Pro rata rights are extremely important. They give you the option to invest in each subsequent fundraising round to avoid dilution (if you need a clear explanation of how dilution works, click here).
The “pro-rata right” is the right to continue to participate in future rounds so that you can maintain your ownership. Let’s make it concrete with an example. You invest $50k in a seed round at a $5mm cap and own 1% of the company. The next round is a $3mm round at $9mm pre, $12mm post. If you don’t participate, you will be diluted 25% and will then own 0.75% of the company. On the other hand, if you buy 1% of the round, a $30k investment, you will continue to own 1% of the company. Your “pro-rata right” in this situation is a $30k allocation in the next round.
I think this is the single most important term anyone can negotiate for in a venture capital investment.
Pro rata rights are important because when you invest in a startup that really takes off, it’s likely that competition to invest will become intense. With pro rata rights, you’re entitled to invest an amount that allows you to maintain the same ownership percentage.
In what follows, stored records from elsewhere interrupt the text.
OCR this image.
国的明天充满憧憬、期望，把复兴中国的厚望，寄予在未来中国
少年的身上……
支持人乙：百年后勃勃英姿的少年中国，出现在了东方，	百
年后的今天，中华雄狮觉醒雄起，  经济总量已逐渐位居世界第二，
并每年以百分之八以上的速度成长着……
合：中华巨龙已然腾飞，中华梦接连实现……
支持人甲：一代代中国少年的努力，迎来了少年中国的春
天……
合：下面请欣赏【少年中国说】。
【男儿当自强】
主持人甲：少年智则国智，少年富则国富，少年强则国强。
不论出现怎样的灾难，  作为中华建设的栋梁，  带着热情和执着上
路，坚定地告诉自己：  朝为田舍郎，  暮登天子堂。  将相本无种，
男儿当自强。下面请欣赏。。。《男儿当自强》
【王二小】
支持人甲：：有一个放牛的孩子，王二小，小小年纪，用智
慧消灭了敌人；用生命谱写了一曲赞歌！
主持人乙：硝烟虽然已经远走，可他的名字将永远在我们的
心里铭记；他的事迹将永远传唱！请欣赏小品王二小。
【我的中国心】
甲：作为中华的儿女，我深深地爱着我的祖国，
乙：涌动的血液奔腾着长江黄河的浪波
This allows you to essentially double down on your winners. And that’s a powerful tool.
In a new blog post this week titled “The Long Buy,” Wilson expanded on the importance of pro rata. Here’s an excerpt…
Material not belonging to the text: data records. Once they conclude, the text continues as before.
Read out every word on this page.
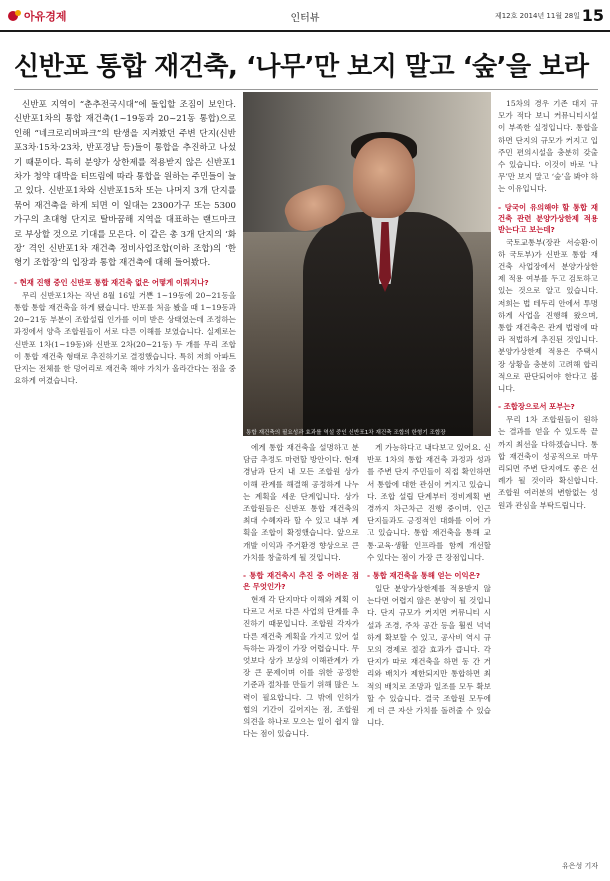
아유경제	인터뷰	제12호 2014년 11월 28일 15
신반포 통합 재건축, ‘나무’만 보지 말고 ‘숲’을 보라

신반포 지역이 “춘추전국시대”에 돌입할 조짐이 보인다. 신반포1차의 통합 재건축(1~19동과 20~21동 통합)으로 인해 “네크로리버파크”의 탄생을 지켜봤던 주변 단지(신반포3차·15차·23차, 반포경남 등)들이 통합을 추진하고 나섰기 때문이다. 특히 분양가 상한제를 적용받지 않은 신반포1차가 청약 대박을 터뜨림에 따라 통합을 원하는 주민들이 늘고 있다. 신반포1차와 신반포15차 또는 나머지 3개 단지를 묶어 재건축을 하게 되면 이 일대는 2300가구 또는 5300가구의 초대형 단지로 탈바꿈해 지역을 대표하는 랜드마크로 부상할 것으로 기대를 모은다. 이 같은 총 3개 단지의 ‘화장’ 격인 신반포1차 재건축 정비사업조합(이하 조합)의 ‘한형기 조합장’의 입장과 통합 재건축에 대해 들어봤다.

- 현재 진행 중인 신반포 통합 재건축 없은 어떻게 이뤄지나?

무리 신반포1차는 작년 8월 16일 거쁜 1~19동에 20~21동을 통합 통합 재건축을 하게 됐습니다. 반포를 처음 봤을 때 1~19동과 20~21동 부분이 조합설립 인가를 이미 받은 상태였는데 조정하는 과정에서 양측 조합원들이 서로 다른 이해를 보였습니다. 실제로는 신반포 1차(1~19동)와 신반포 2차(20~21동) 두 개를 무리 조합이 통합 재건축 형태로 추진하기로 결정했습니다. 특히 저희 아파트 단지는 전체를 한 덩어리로 재건축 해야 가치가 올라간다는 점을 중요하게 여겼습니다.

통합 재건축의 필요성과 효과를 역설 중인 신반포1차 재건축 조합의 한형기 조합장

에게 통합 재건축을 설명하고 분담금 추정도 마련할 방안이다. 현재 경남과 단지 내 모든 조합원 상가 이해 관계를 해결해 공정하게 나누는 계획을 세운 단계입니다. 상가 조합원들은 신반포 통합 재건축의 최대 수혜자라 할 수 있고 내부 계획을 조합이 확정했습니다. 앞으로 개발 이익과 주거환경 향상으로 큰 가치를 창출하게 될 것입니다.

- 통합 재건축시 추진 중 어려운 점은 무엇인가?

현재 각 단지마다 이해와 계획 이 다르고 서로 다른 사업의 단계를 추진하기 때문입니다. 조합원 각자가 다른 재건축 계획을 가지고 있어 설득하는 과정이 가장 어렵습니다. 무엇보다 상가 보상의 이해관계가 가장 큰 문제이며 이를 위한 공정한 기준과 절차를 만들기 위해 많은 노력이 필요합니다. 그 밖에 인허가 협의 기간이 길어지는 점, 조합원 의견을 하나로 모으는 일이 쉽지 않다는 점이 있습니다.

게 가능하다고 내다보고 있어요. 신반포 1차의 통합 재건축 과정과 성과를 주변 단지 주민들이 직접 확인하면서 통합에 대한 관심이 커지고 있습니다. 조합 설립 단계부터 정비계획 변경까지 차근차근 진행 중이며, 인근 단지들과도 긍정적인 대화를 이어 가고 있습니다. 통합 재건축을 통해 교통·교육·생활 인프라를 함께 개선할 수 있다는 점이 가장 큰 장점입니다.

- 통합 재건축을 통해 얻는 이익은?

일단 분양가상한제를 적용받지 않는다면 어렵지 않은 분양이 될 것입니다. 단지 규모가 커지면 커뮤니티 시설과 조경, 주차 공간 등을 훨씬 넉넉하게 확보할 수 있고, 공사비 역시 규모의 경제로 절감 효과가 큽니다. 각 단지가 따로 재건축을 하면 동 간 거리와 배치가 제한되지만 통합하면 최적의 배치로 조망과 일조를 모두 확보할 수 있습니다. 결국 조합원 모두에게 더 큰 자산 가치를 돌려줄 수 있습니다.

15차의 경우 기존 대지 규모가 적다 보니 커뮤니티시설이 부족한 실정입니다. 통합을 하면 단지의 규모가 커지고 입주민 편의시설을 충분히 갖출 수 있습니다. 이것이 바로 ‘나무’만 보지 말고 ‘숲’을 봐야 하는 이유입니다.

- 당국이 유의해야 할 통합 재건축 관련 분양가상한제 적용받는다고 보는데?

국토교통부(장관 서승환·이하 국토부)가 신반포 통합 재건축 사업장에서 분양가상한제 적용 여부를 두고 검토하고 있는 것으로 알고 있습니다. 저희는 법 테두리 안에서 투명하게 사업을 진행해 왔으며, 통합 재건축은 관계 법령에 따라 적법하게 추진된 것입니다. 분양가상한제 적용은 주택시장 상황을 충분히 고려해 합리적으로 판단되어야 한다고 봅니다.

- 조합장으로서 포부는?

무리 1차 조합원들이 원하는 결과를 얻을 수 있도록 끝까지 최선을 다하겠습니다. 통합 재건축이 성공적으로 마무리되면 주변 단지에도 좋은 선례가 될 것이라 확신합니다. 조합원 여러분의 변함없는 성원과 관심을 부탁드립니다.

유은성 기자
One of the many things that venture capital has taught me is the value of the long buy.
What I mean by a “long buy” is buying shares in a company over a long period of time. We have investments where we have bought shares seven or eight times over a ten to twelve year period.
There are a bunch of reasons why a long buy is so attractive:
- You get to learn more about the opportunity before committing significant funds and each and every subsequent investment is based on a better understanding of the business, the team, the market, the product, etc.
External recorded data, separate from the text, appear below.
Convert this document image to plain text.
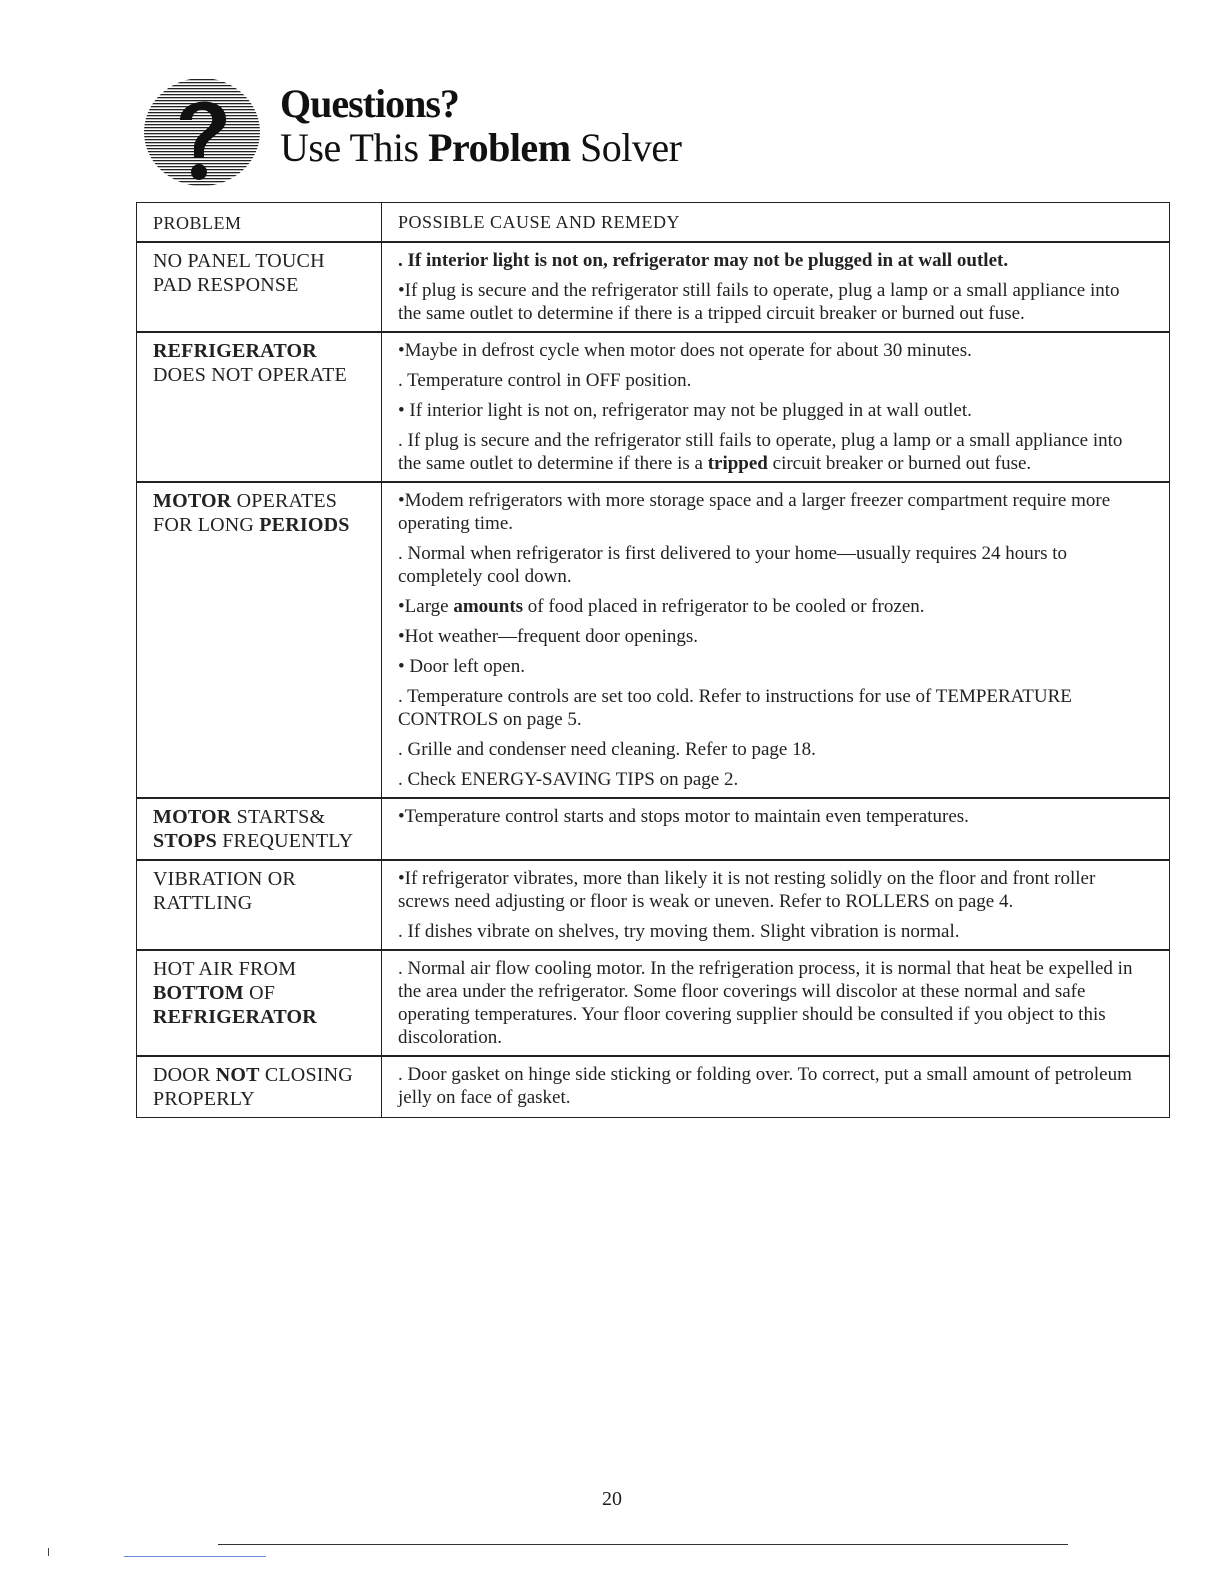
Questions?
Use This Problem Solver
PROBLEM	POSSIBLE CAUSE AND REMEDY
NO PANEL TOUCH
PAD RESPONSE

. If interior light is not on, refrigerator may not be plugged in at wall outlet.

•If plug is secure and the refrigerator still fails to operate, plug a lamp or a small appliance into the same outlet to determine if there is a tripped circuit breaker or burned out fuse.

REFRIGERATOR
DOES NOT OPERATE

•Maybe in defrost cycle when motor does not operate for about 30 minutes.

. Temperature control in OFF position.

• If interior light is not on, refrigerator may not be plugged in at wall outlet.

. If plug is secure and the refrigerator still fails to operate, plug a lamp or a small appliance into the same outlet to determine if there is a tripped circuit breaker or burned out fuse.

MOTOR OPERATES
FOR LONG PERIODS

•Modem refrigerators with more storage space and a larger freezer compartment require more operating time.

. Normal when refrigerator is first delivered to your home—usually requires 24 hours to completely cool down.

•Large amounts of food placed in refrigerator to be cooled or frozen.

•Hot weather—frequent door openings.

• Door left open.

. Temperature controls are set too cold. Refer to instructions for use of TEMPERATURE CONTROLS on page 5.

. Grille and condenser need cleaning. Refer to page 18.

. Check ENERGY-SAVING TIPS on page 2.

MOTOR STARTS&
STOPS FREQUENTLY

•Temperature control starts and stops motor to maintain even temperatures.

VIBRATION OR
RATTLING

•If refrigerator vibrates, more than likely it is not resting solidly on the floor and front roller screws need adjusting or floor is weak or uneven. Refer to ROLLERS on page 4.

. If dishes vibrate on shelves, try moving them. Slight vibration is normal.

HOT AIR FROM
BOTTOM OF
REFRIGERATOR

. Normal air flow cooling motor. In the refrigeration process, it is normal that heat be expelled in the area under the refrigerator. Some floor coverings will discolor at these normal and safe operating temperatures. Your floor covering supplier should be consulted if you object to this discoloration.

DOOR NOT CLOSING
PROPERLY

. Door gasket on hinge side sticking or folding over. To correct, put a small amount of petroleum jelly on face of gasket.

20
- You get to build a blended purchase price which is less dependent on the circumstances of a particular moment in time.
- There is often a moment, sometimes several, over the course of a long buy when the company or its market is out of favor, and you can aggressively step up your purchase on more attractive terms than were possible in the first few purchases.
The entire post is well worth a read (and AVC is a great place to learn about early-stage investing).
I’ve been investing in startups online for more than five years. And I’ve come to appreciate the importance of pro rata more and more. At first, I rarely took advantage of the option, believing it was better to invest in new opportunities.
But as I became more experienced, I learned that when you’ve got a potentially big winner, it’s better to double down rather than find a new opportunity. I now take advantage of pro rata rights at least 35% of the time. And that number keeps going up.
AngelList makes it easy to take advantage of pro rata rights. As a previous investor, you get priority. And you’ll almost always be able to invest enough to maintain your ownership percentage. Sometimes you will even have the option to take “super pro rata” and invest more than necessary to keep your ownership percentage the same.
Note: Not all deals include pro rata rights. And sometimes even when they do, you may not get the chance to invest. This is ultimately up to the founders. And if new VCs are coming into the deal, they will occasionally wipe out previous investors’ pro rata rights. I’ve seen this happen only a handful of times, however. The vast majority of the time, previous investors’ pro rata rights are respected.